Crude oil futures fell 1% on Thursday on concerns over a growing inventory surplus, which hit a three-year high last week.

Data from the Energy Information Administration show crude oil stocks rose 1.089 million barrels in the week ended Nov. 9, below expectations of a 2-million-barrel gain. But, at 375.9 million barrels, stocks are at their highest level since July 20 and are 11.5%, or nearly 39 million barrels, above the year-earlier level; and 13.4% above the five-year norm.

"There is no doubt there is plenty of crude," said Kyle Cooper, managing partner at IAF Energy Advisors in Houston. "There's no arguing that we at are very, very high levels."

Refinery crude runs fell in the week to a two-month low, while domestic production continued to climb, hitting a 6-1/2 year high above 6.7 million barrels a day on growing output from shale oil fields.

The lower refinery operations and higher inventories pushed the level of stocks relative to demand to its highest level in six months. Crude inventories now are sufficient to cover 25.7 days of refinery operations, compared with the year-earlier and five-year average of 23 days for this time of year. The last time the level of stock cover was this high, in early May, crude prices began a precipitous drop of more than 25%, from $106 a barrel to near $78 a barrel in late June.

For now, traders analysts said crude continued to test boundaries of its $84-$88 trading range so far this month.

Light, sweet crude oil for December delivery on the New York Mercantile Exchange fell 1%, or 87 cents, to $85.45 a barrel. Prices essentially gave back the gain made Wednesday on concerns of rising Middle East tensions after Israel killed a leader of Hamas in a rocket attack on Gaza. Traders said the market is watching the situation nervously, but so far there hasn't been any widening of the events, which would threaten crude oil supplies.

December Brent crude oil futures on the InterContinental Exchange rose 1.3%, or $1.37 a barrel, on the contract's last trading day, to expire at $110.98 a barrel, the highest level since Nov. 6. Brent was helped higher by news that Statoil had to close its Troll C platform in the North Sea due to a corrosion problem, cutting crude output by 120,000 barrels a day.

Brent's premium to U.S. crude climbed to a 13-month high of $25.53 a barrel, apparently rising on expiration-related trading. The incoming front-month January Brent, settled 47 cents lower at $108.01 a barrel. Based on the January Brent price, the premium to Nymex was $22.56 on Thursday, in line with the average spread so far this month.
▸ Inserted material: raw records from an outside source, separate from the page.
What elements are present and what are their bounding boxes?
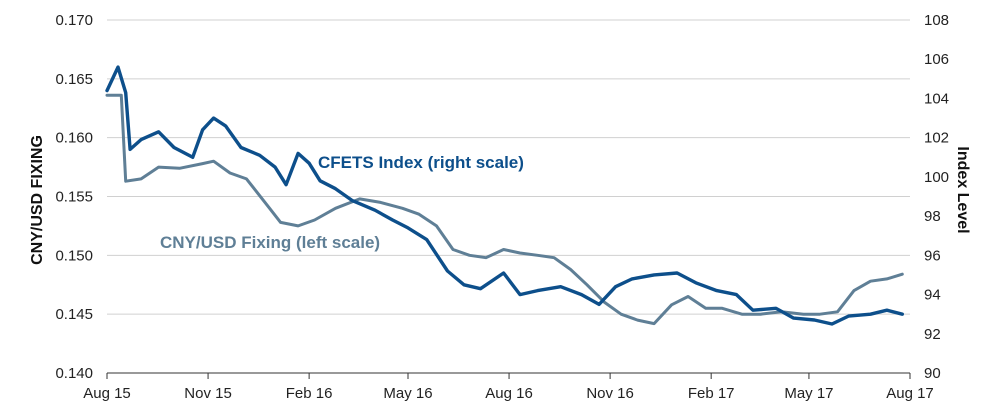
right-tick-label: 100 [924,169,949,186]
right-tick-label: 90 [924,365,941,382]
right-tick-label: 104 [924,90,949,107]
x-tick-label: Aug 15 [83,385,131,402]
left-tick-label: 0.140 [55,365,93,382]
x-tick-label: Nov 16 [586,385,634,402]
left-tick-label: 0.160 [55,130,93,147]
left-axis-ticks: 0.140 0.145 0.150 0.155 0.160 0.165 0.170 [55,12,93,382]
right-axis-ticks: 90 92 94 96 98 100 102 104 106 108 [924,12,949,382]
cfets-index-line [105,65,904,326]
right-tick-label: 94 [924,287,941,304]
right-axis-title: Index Level [954,146,971,233]
right-tick-label: 92 [924,326,941,343]
left-axis-title: CNY/USD FIXING [29,135,46,265]
right-tick-label: 98 [924,208,941,225]
x-tick-label: Aug 17 [886,385,934,402]
cfets-series-label: CFETS Index (right scale) [318,153,524,172]
left-tick-label: 0.170 [55,12,93,29]
x-tick-label: May 17 [784,385,833,402]
x-tick-label: Nov 15 [184,385,232,402]
cny-usd-series-label: CNY/USD Fixing (left scale) [160,233,380,252]
left-tick-label: 0.150 [55,247,93,264]
x-tick-label: May 16 [383,385,432,402]
x-tick-label: Feb 16 [286,385,333,402]
x-tick-label: Aug 16 [485,385,533,402]
x-axis-ticks: Aug 15 Nov 15 Feb 16 May 16 Aug 16 Nov 16 Feb … [83,373,934,402]
right-tick-label: 102 [924,130,949,147]
right-tick-label: 108 [924,12,949,29]
right-tick-label: 106 [924,51,949,68]
left-tick-label: 0.145 [55,306,93,323]
x-tick-label: Feb 17 [688,385,735,402]
gridlines [107,19,910,315]
series-lines [105,65,904,326]
left-tick-label: 0.165 [55,71,93,88]
left-tick-label: 0.155 [55,189,93,206]
cny-usd-fixing-line [105,93,904,326]
right-tick-label: 96 [924,247,941,264]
The EIA data showed deliveries of gasoline and distillate fuel (diesel/heating oil) from primary storage rebounded last week after dropping to a 17-year low a week earlier on widespread disruption from Hurricane Sandy. Amid dramatic week on week gains, the four-week average figure shows demand continued to languish, hovering 2.2% below a year earlier, while the year-to-date figure through Nov. 9 is down 2.3%.

On the East Coast, where Sandy hit in late October, gasoline stocks were at their lowest level in more than four years last week, spurring gains in reformulated gasoline blendstocks amid weakness elsewhere.

December RBOB futures rose 1.72 cents a gallon to $2.6962 a gallon. December heating oil futures fell 1.47 cents to $2.9735 a gallon.